Recently completed my first 2 races of the 2011 season and had a blast. It was a time to catch up with old friends and make new ones. I saw amazing people giving it their all on and off the bike. From beginner cyclists, organizers, team management, officials, families and fans.
I also saw things in others and myself in these races I did not like. It sounded like this article sounds like it was starting of positively . I just want to share with you one of my core values: Learn from others mistakes.
Twitchy/Sketchy Pack Riding
In early races at the beginning of the race season competitive cyclists especially at the beginner’s levels can be very nervous affairs. Those that can manage their anxiety in high-speed pack riding are more likely to finish strong. Anxiety leads to all kinds of physical problems such as a lack of flexibility and muscle tension. Being tense in a race will wear you out fast! So what are cyclists to do about dealing with anxiety in race scenarios in the off-season? In an effort to become less anxious in an early race I expose myself to fast group rides. These will start as small groups of similarly fit cyclists and progress to larger and faster groups. Over the course of the first couple of months of racing you will find that you are more relaxed after exposing your self to smaller amounts of what is causing your anxiety. If a cyclists anxiety persists through out the race season then its time to look into other help. I will be writing an article on this subject in the future.
While there can be quite a bit of laughter and teasing in the peloton there is also cussing, name calling and really bad suggestions. I really enjoy the banter and humor in the peloton; this is sadly something spectators will never have the joy of participating in. The flip side that comes with anxiety and sketchy riding is the cursing, shouting and even name-calling. We joke about “what’s said in the peloton stays in the peloton”. We need to grow some pretty thick skin and realize that what is said is born out of fear and anxiety and are often a knee jerk reaction to something that wasn’t expected. So how should a cyclist handle the negative banter? Do not internalize it and take ALL comments in the peloton with a grain of salt. If you keep hearing the same comments directed at you about how you are riding then you do need to evaluate if you are indeed doing something incorrectly. In the lower categories of races you will often find people yelling passing, slowing, on your left, breaking, hold your line! Guess what? That’s banter from club rides not races. In the upper categories we may yell up to a teammate for direction or the next move but rarely will we use club dialogue to communicate. When communicating in a large field of competitors in the upper categories we are bit subtler, at times. We will tell each other got your wheel, we may even put a hand out to the next person if they are moving into our line or even tell a competitor that we are drifting back or moving up.
Radical Line Changes and Cornering
Falling back to the earlier topic of anxiety, as the cause to poor riding behaviors is true for more unpredictable riding. Riders making Radical Line changes due to others behaviors can amplify the action ten fold and cause a pile up in the peloton. The key here is to be predictable. We do not race with rear view mirrors and as such we, as racers are not directly responsible for the racer behind us. However if you change your line and cause competitor behind you to tap into your rear wheel you both could go down! When taking corners you want to be aware of what space is being occupied around you and where you want to be when getting through the corner. This doesn’t mean that you should make a line change in the corner! Instead it means you should pick your line in advance set up for it and roll through the corner SMOOTHLY! By all means attack the corner in and out but do not make drastic changes while cornering. Be predictable.

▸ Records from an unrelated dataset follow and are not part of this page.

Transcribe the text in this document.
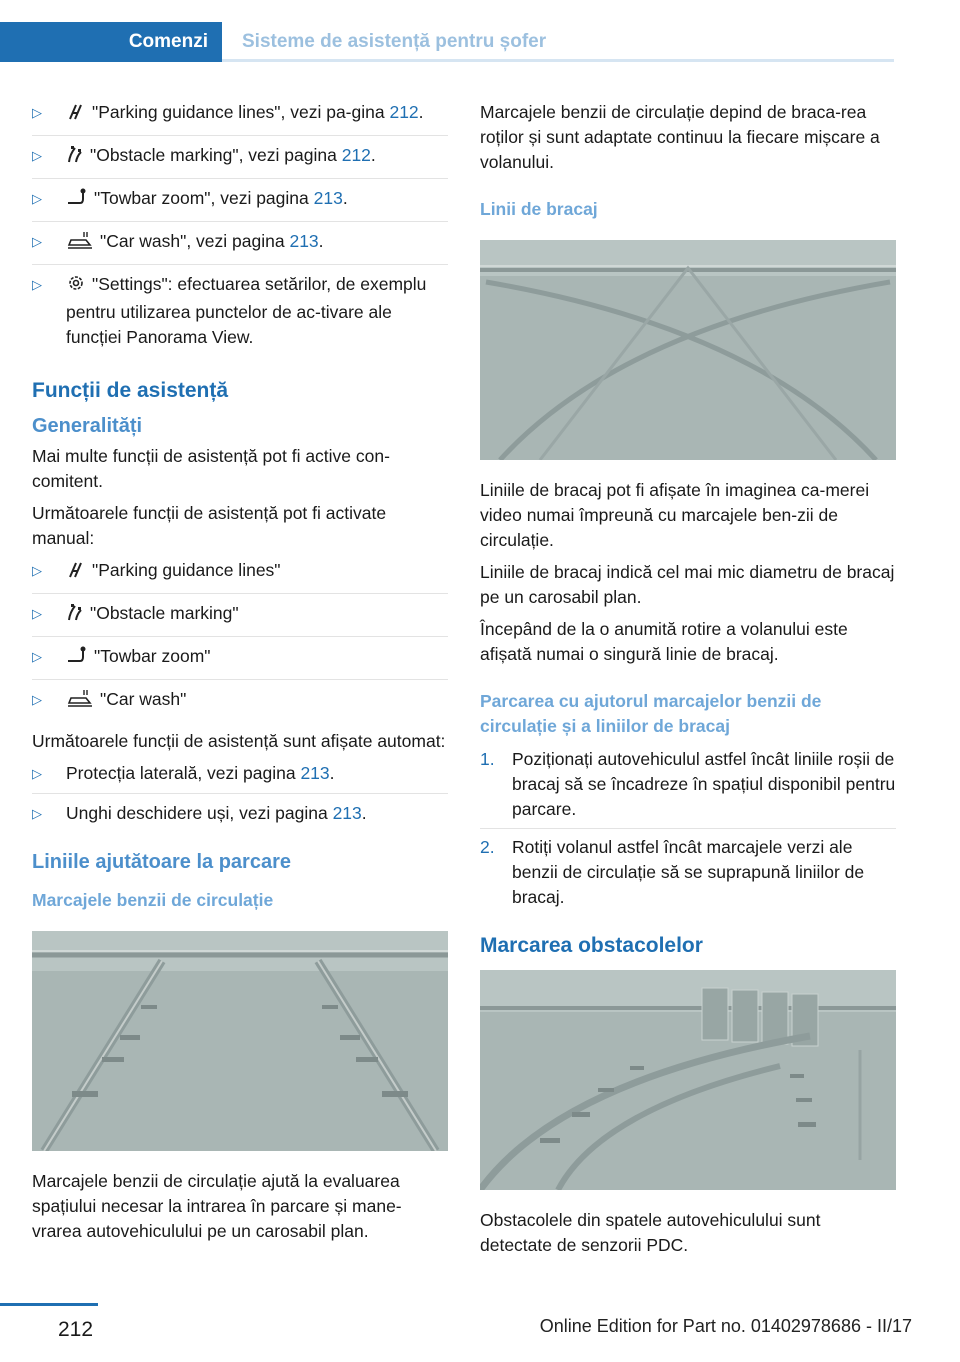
Comenzi Sisteme de asistență pentru șofer
▷	"Parking guidance lines", vezi pa‐gina 212.
▷	"Obstacle marking", vezi pagina 212.
▷	"Towbar zoom", vezi pagina 213.
▷	"Car wash", vezi pagina 213.
▷	"Settings": efectuarea setărilor, de exemplu pentru utilizarea punctelor de ac‐tivare ale funcției Panorama View.
Funcții de asistență
Generalități

Mai multe funcții de asistență pot fi active con‐comitent.

Următoarele funcții de asistență pot fi activate manual:

▷	"Parking guidance lines"
▷	"Obstacle marking"
▷	"Towbar zoom"
▷	"Car wash"

Următoarele funcții de asistență sunt afișate automat:

▷ Protecția laterală, vezi pagina 213.
▷ Unghi deschidere uși, vezi pagina 213.
Liniile ajutătoare la parcare
Marcajele benzii de circulație

Marcajele benzii de circulație ajută la evaluarea spațiului necesar la intrarea în parcare și mane‐vrarea autovehiculului pe un carosabil plan.

Marcajele benzii de circulație depind de braca‐rea roților și sunt adaptate continuu la fiecare mișcare a volanului.

Linii de bracaj

Liniile de bracaj pot fi afișate în imaginea ca‐merei video numai împreună cu marcajele ben‐zii de circulație.

Liniile de bracaj indică cel mai mic diametru de bracaj pe un carosabil plan.

Începând de la o anumită rotire a volanului este afișată numai o singură linie de bracaj.

Parcarea cu ajutorul marcajelor benzii de circulație și a liniilor de bracaj
1. Poziționați autovehiculul astfel încât liniile roșii de bracaj să se încadreze în spațiul disponibil pentru parcare.
2. Rotiți volanul astfel încât marcajele verzi ale benzii de circulație să se suprapună liniilor de bracaj.
Marcarea obstacolelor

Obstacolele din spatele autovehiculului sunt detectate de senzorii PDC.

212	Online Edition for Part no. 01402978686 - II/17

It is common for a cyclist to blow up in a race and not a problem until the one blowing up gets in the way of other racers. In short course events in Road Racing namely Criteriums and Circuit races the rules state that riders who fall off the pace and rolls behind the peloton may be pulled from the race for fear of causing accidents when being lapped. If you find your self about to be lapped and an official hasn’t pulled you out of the race you need to move over as the peloton passes you. The peloton will be riding the best line out of the wind so the individual being lapped should move over into the wind and not reengage with the peloton but instead regroup with others also off the back. Please tell race officials that at the end of your race that you were lapped. This really helps everyone involved with score keeping.
Blowing up in glorious fashion
If you find yourself at the end of the race in the top 20 or 30 riders and its the last lap you may be tempted to position yourself better in the field for a higher placement behind the sprinters. This is a great way to expose your self to extreme pack handling skills. If you are strong at the end and you are an excellent bike handler you could clear several racers! But more than likely what you are going find is a traffic jam of the dead and dying. As the stronger teams set up in the last laps of the race they will use teammates to set pace and protect the designated sprinter. These teams will also use the racers to form a lead-out train for the sprinters. These hard working teammates are usually more than spent when others are trying to make it through the top 20 and 30 positions. Be aware that these hard working cyclists are oxygen deprived, moving slow and feeling like toast. You will need to keep your head up, but in the seat, and hands in the drops and be prepared for lots of line changes that will have you looking everywhere and no where. By all means finish strong but DO NOT stand and sprint off the back of the top 20/30 filed. You stand a very strong chance of wrecking and taking others with you!
At the end of this article I hope you take away a couple of key points such as being predictable, bike handling skills are critical and that communications are critical to staying safe in a race.